L’échange s’est rapidement transformé en affrontement verbal. Le secrétaire général du Parti socialiste, Pierre Jouvet, a dénoncé l’attitude de l’ancien chef de file de LFI, estimant qu’elle contribuait à marginaliser l’ensemble de la gauche. Les Insoumis ont répliqué en accusant la direction socialiste d’alimenter les attaques venues de la droite et de l’extrême droite, dans un climat déjà tendu.
Alliances fragilisées à l’approche du scrutin
Cette confrontation intervient alors que les municipales, prévues les 15 et 22 mars, doivent servir de test politique à un an de la prochaine élection présidentielle. Dans de nombreuses villes, socialistes et écologistes envisagent des listes communes dès le premier tour, tandis que LFI présente souvent ses propres candidats. Des rapprochements restent néanmoins envisagés dans certaines communes au second tour.

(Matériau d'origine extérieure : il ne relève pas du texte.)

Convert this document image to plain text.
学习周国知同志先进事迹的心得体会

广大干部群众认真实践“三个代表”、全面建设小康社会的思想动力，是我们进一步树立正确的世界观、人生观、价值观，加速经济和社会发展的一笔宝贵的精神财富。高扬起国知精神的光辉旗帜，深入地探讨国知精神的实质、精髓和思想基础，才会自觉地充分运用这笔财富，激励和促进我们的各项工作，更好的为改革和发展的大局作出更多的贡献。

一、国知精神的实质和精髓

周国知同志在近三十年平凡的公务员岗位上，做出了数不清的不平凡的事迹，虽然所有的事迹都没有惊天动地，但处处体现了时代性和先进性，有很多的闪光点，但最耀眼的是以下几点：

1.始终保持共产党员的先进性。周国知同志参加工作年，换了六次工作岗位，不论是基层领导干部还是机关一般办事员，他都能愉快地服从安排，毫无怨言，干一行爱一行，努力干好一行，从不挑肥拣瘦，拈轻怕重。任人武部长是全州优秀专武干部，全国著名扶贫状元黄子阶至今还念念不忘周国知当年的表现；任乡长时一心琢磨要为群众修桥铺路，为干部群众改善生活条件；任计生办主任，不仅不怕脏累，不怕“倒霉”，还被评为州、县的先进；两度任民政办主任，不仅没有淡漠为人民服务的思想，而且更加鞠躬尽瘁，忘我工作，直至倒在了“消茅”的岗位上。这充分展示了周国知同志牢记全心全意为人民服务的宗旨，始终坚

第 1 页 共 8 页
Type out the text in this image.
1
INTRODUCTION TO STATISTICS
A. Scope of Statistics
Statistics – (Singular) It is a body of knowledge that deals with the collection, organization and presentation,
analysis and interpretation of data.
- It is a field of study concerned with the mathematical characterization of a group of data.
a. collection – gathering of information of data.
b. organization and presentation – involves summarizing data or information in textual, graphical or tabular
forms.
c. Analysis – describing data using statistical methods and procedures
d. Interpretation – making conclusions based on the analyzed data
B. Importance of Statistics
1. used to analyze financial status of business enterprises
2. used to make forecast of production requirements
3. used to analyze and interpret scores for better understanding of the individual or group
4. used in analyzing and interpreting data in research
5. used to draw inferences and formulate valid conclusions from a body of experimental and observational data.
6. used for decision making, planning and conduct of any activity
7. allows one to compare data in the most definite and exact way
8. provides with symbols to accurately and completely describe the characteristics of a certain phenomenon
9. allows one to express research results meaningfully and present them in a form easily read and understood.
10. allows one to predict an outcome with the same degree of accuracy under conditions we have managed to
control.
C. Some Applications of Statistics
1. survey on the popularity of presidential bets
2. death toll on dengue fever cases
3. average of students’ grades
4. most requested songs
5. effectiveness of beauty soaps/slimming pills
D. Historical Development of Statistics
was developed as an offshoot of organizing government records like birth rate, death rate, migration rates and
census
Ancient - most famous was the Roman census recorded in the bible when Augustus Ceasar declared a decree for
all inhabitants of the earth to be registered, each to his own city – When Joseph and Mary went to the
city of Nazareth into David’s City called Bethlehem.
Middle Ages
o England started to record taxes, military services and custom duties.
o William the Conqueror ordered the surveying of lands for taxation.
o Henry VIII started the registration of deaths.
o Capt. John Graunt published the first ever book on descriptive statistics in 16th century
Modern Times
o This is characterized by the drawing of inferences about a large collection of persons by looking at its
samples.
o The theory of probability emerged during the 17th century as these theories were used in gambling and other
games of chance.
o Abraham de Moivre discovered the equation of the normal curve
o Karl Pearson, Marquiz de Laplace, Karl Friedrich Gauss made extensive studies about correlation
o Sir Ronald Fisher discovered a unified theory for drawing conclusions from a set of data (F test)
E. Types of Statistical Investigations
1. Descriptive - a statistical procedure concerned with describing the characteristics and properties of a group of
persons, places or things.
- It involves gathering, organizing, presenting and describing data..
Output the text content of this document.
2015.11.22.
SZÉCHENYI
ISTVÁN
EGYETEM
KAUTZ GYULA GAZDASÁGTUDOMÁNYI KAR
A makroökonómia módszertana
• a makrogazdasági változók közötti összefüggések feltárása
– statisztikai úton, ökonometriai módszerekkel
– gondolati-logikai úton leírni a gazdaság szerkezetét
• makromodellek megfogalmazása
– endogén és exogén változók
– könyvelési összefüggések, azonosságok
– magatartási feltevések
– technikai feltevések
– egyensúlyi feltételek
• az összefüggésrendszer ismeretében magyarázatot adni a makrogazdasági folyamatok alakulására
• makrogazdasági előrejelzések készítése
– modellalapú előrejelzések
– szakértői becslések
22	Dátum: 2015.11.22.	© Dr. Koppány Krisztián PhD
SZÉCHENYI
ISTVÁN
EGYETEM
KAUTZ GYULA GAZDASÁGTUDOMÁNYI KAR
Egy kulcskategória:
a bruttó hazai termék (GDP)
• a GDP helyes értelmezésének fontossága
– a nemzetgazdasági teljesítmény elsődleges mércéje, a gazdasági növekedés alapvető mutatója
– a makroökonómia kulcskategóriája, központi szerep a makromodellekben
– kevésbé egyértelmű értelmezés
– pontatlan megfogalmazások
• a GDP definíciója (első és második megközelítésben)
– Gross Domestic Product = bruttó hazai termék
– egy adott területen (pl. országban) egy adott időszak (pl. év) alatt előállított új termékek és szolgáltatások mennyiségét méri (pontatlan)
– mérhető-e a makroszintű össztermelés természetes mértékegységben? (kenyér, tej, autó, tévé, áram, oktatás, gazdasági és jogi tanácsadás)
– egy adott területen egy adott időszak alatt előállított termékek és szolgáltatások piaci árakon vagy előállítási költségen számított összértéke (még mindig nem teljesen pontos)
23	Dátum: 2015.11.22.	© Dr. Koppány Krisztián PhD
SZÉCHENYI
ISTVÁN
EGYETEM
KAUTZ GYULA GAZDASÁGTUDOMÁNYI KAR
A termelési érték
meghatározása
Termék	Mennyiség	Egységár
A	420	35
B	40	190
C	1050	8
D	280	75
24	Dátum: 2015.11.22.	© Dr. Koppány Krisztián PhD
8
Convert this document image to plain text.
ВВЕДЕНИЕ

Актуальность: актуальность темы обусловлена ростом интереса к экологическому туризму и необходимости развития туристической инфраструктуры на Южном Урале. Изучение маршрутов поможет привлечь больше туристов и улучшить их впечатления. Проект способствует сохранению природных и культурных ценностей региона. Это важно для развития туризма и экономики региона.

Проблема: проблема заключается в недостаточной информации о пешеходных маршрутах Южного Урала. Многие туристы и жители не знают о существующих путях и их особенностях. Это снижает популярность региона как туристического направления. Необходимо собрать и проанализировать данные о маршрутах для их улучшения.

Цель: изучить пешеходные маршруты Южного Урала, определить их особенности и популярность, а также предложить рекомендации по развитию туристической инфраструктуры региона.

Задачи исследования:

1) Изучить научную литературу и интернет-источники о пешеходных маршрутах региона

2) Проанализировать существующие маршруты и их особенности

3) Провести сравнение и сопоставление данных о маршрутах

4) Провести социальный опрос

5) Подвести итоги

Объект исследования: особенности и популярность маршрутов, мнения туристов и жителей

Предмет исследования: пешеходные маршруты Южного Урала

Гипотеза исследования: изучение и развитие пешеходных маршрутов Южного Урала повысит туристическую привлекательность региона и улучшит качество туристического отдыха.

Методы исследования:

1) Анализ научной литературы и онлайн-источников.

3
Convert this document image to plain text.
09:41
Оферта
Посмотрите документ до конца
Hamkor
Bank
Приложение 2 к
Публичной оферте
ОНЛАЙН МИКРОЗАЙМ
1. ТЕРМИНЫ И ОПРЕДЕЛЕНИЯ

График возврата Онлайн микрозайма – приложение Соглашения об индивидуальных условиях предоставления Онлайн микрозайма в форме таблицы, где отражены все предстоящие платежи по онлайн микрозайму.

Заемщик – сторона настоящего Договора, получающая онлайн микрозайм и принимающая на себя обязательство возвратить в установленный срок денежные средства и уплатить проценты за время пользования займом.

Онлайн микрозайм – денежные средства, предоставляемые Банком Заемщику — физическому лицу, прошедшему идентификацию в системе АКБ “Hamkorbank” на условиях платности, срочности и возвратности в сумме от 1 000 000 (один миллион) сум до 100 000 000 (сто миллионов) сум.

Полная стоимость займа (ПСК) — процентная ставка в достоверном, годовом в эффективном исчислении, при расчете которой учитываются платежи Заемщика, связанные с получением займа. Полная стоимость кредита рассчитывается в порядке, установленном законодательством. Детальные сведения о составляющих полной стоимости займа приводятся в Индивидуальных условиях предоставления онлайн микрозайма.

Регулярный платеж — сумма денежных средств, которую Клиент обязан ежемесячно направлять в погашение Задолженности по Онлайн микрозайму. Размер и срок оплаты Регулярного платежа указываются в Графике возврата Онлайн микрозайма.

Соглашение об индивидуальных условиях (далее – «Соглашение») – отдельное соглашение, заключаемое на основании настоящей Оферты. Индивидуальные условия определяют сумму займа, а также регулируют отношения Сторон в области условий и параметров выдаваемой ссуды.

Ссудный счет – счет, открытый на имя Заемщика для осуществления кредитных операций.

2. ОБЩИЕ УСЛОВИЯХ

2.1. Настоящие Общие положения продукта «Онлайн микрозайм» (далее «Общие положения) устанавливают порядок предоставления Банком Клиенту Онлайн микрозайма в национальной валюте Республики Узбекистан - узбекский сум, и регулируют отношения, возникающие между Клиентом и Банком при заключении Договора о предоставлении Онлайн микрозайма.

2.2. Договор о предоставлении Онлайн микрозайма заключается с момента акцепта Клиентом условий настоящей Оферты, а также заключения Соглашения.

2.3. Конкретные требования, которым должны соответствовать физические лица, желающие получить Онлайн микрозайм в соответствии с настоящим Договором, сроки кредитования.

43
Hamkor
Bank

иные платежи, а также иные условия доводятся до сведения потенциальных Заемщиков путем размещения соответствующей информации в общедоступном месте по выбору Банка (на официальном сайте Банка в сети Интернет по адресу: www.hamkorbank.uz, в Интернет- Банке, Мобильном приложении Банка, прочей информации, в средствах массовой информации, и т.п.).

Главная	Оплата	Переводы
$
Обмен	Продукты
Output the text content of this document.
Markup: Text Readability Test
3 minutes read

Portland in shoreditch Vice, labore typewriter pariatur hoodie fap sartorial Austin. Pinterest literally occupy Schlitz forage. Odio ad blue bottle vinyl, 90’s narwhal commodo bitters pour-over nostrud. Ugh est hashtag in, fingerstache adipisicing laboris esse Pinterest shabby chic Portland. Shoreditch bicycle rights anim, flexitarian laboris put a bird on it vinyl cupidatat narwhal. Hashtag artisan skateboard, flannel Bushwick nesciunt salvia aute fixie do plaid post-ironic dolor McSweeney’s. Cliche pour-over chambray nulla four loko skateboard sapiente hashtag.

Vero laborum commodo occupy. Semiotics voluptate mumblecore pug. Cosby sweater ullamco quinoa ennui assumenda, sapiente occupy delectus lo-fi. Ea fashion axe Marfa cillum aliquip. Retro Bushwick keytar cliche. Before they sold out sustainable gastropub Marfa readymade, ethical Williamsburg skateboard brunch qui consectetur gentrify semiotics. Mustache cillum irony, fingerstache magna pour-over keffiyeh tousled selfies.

Mais la virulence des échanges complique ces perspectives. Les socialistes se disent prêts à discuter d’alliances locales mais refusent toute entente nationale, tandis que les Insoumis affirment vouloir rassembler la gauche s’ils arrivent en tête. Dans ce contexte, plusieurs responsables politiques, y compris au Rassemblement national, ont commenté ces divisions, estimant qu’elles pourraient peser sur l’issue du scrutin dans plusieurs grandes villes.